The company said it worked with Geometry Global in Akron on the jingle, testing several different arrangements, including bluegrass, contemporary pop and several country versions before settling on the one it is now using.
The company has also refreshed its menu to try and broaden its customer base and draw more lunch and dinner traffic -- 41% of its sales in the last quarter came from breakfast, said President-CEO Saed Mohseni on last week's earnings call. In addition to a redesign of the physical menu, and adding items like the reintroduced Farm Boy Sandwich and burger topped with an egg, Bob Evan is giving consumers the option to add a soup or salad and a dessert to their meal for $2.

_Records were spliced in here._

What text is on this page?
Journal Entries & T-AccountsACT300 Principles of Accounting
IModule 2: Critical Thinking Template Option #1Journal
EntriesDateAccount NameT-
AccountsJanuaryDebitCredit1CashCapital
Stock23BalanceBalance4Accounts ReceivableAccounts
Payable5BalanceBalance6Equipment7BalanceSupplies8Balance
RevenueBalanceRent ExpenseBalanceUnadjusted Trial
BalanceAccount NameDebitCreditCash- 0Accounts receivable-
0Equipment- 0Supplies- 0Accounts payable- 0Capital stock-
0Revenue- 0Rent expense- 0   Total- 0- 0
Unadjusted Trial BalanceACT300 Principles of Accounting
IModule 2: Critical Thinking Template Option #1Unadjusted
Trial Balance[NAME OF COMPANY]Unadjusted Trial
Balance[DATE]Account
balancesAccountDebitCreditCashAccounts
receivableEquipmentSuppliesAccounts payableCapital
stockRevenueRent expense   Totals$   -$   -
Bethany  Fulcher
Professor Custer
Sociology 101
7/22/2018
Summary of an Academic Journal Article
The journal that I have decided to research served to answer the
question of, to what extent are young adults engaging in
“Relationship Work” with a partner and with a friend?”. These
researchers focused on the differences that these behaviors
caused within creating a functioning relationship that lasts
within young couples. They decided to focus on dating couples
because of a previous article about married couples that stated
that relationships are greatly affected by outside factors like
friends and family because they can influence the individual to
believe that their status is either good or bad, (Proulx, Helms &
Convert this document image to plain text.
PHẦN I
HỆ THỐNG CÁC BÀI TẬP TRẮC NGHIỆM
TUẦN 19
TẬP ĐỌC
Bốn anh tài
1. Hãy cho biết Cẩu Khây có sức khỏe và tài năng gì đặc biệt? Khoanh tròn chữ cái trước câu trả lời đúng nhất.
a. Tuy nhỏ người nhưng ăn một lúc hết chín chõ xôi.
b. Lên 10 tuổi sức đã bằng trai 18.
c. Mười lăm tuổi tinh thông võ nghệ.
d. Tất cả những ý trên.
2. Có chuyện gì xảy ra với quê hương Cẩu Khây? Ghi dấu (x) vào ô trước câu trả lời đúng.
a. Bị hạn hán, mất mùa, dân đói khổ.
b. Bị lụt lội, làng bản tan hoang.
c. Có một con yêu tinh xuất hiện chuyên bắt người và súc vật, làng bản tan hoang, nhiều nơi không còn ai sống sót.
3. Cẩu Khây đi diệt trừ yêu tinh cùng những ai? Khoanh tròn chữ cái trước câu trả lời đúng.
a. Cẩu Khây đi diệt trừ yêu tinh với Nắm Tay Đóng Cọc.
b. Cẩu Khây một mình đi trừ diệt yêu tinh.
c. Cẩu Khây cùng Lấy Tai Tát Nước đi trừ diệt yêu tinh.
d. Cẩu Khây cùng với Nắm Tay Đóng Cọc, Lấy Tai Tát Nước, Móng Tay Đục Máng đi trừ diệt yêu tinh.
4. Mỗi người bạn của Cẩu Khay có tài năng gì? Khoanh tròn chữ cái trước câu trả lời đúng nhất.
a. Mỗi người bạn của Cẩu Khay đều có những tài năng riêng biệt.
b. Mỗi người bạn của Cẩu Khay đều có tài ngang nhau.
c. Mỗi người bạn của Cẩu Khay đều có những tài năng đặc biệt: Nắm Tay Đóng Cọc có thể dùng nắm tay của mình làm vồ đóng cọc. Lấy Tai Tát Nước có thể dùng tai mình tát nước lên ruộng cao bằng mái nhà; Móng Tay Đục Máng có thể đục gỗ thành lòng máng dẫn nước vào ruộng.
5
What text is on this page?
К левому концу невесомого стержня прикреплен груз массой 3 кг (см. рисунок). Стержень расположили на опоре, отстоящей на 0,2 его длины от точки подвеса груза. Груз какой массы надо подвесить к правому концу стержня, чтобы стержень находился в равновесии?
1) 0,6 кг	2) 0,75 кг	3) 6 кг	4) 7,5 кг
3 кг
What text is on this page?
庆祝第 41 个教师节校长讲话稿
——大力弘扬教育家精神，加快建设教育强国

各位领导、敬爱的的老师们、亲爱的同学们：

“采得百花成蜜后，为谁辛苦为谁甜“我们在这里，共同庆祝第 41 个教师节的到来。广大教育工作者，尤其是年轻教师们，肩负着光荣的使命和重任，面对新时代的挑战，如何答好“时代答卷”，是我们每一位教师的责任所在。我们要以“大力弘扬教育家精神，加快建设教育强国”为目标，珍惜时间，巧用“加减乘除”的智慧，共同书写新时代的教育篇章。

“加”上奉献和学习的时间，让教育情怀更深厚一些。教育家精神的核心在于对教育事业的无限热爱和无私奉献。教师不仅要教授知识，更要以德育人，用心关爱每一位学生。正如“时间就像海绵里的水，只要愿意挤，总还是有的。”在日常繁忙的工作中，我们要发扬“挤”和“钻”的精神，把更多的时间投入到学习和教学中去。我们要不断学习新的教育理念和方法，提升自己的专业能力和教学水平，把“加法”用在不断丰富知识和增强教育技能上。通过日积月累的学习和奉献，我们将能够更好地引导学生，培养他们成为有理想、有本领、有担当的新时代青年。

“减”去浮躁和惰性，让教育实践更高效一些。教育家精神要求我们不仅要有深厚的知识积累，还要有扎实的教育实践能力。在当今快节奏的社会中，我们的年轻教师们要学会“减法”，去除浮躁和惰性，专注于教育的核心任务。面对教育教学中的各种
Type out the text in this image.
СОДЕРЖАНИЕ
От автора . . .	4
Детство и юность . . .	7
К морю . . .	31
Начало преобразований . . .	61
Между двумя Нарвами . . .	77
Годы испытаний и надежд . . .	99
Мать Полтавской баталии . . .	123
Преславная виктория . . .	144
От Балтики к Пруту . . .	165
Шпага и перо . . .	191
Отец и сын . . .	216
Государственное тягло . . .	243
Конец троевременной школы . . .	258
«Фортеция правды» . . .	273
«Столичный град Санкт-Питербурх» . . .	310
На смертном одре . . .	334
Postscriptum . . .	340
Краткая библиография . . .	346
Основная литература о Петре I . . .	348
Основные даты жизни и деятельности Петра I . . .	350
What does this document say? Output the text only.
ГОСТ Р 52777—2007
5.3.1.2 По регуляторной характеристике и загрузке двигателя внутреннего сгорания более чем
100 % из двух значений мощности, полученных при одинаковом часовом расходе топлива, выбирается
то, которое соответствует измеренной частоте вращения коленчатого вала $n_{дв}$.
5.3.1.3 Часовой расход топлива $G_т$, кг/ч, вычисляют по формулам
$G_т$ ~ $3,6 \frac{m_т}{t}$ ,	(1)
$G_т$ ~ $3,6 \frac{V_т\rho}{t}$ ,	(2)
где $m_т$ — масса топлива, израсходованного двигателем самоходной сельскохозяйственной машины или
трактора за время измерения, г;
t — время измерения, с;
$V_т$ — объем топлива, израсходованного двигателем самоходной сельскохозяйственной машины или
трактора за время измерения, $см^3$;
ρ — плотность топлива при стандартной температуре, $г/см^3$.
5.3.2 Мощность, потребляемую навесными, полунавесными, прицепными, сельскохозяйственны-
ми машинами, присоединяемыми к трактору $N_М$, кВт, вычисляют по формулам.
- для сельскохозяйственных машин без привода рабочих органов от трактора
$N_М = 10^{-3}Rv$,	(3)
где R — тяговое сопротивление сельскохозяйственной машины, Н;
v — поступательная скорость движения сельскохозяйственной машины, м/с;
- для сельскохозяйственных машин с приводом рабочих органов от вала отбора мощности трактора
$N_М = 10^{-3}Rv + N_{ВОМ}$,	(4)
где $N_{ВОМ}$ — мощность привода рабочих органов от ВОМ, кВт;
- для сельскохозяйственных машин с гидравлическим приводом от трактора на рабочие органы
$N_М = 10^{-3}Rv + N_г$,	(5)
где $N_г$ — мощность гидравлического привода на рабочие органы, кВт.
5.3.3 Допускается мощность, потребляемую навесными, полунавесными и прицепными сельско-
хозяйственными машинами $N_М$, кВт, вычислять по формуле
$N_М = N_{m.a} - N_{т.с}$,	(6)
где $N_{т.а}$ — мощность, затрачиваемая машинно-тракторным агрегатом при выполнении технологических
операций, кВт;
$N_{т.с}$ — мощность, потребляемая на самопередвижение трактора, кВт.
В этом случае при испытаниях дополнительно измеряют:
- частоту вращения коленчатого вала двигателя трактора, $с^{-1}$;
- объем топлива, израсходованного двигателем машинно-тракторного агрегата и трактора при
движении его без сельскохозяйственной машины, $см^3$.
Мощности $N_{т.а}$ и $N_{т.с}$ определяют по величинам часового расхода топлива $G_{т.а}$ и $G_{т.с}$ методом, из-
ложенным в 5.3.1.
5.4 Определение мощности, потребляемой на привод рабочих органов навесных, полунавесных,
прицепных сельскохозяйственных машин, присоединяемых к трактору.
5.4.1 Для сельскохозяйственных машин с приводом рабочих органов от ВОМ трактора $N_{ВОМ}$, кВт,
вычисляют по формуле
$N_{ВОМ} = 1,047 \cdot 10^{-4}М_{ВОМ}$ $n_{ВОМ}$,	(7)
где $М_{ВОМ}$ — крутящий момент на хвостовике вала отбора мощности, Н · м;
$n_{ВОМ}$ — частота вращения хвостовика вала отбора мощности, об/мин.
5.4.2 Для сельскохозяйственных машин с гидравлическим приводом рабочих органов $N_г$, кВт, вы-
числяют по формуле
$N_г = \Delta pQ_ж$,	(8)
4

The menu was tested in Toledo for 18 months, and brought in younger guests and lighter users, said Mr. Mohseni, in addition to improving guest comments.
Bob Evans is also running a spot for a limited-time turkey dinner promotion with a spot from MMB Boston, said Sara Bittorf, senior VP-chief marketing officer for the restaurants division, but the new menu won't be advertised beyond some direct mail. She added that in the turkey spot the company committed to using real servers rather than actors as part of its authencity push.
What will be advertised is the company's side dish line, which Mr. Mohseni said on the call will get a $1.2 million ad infusion in markets beyond Bob Evans' midwest stronghold. He noted that its mashed potato line now has a 51% share of market.
Bob Evans restaurants has an uphill climb to turn around sales, but it has seen a glimmer of progress. Beginning in July, Mr. Mohseni said the chain's same-store sales "moderated" to negative 2% versus the negative 4.3% for the quarter.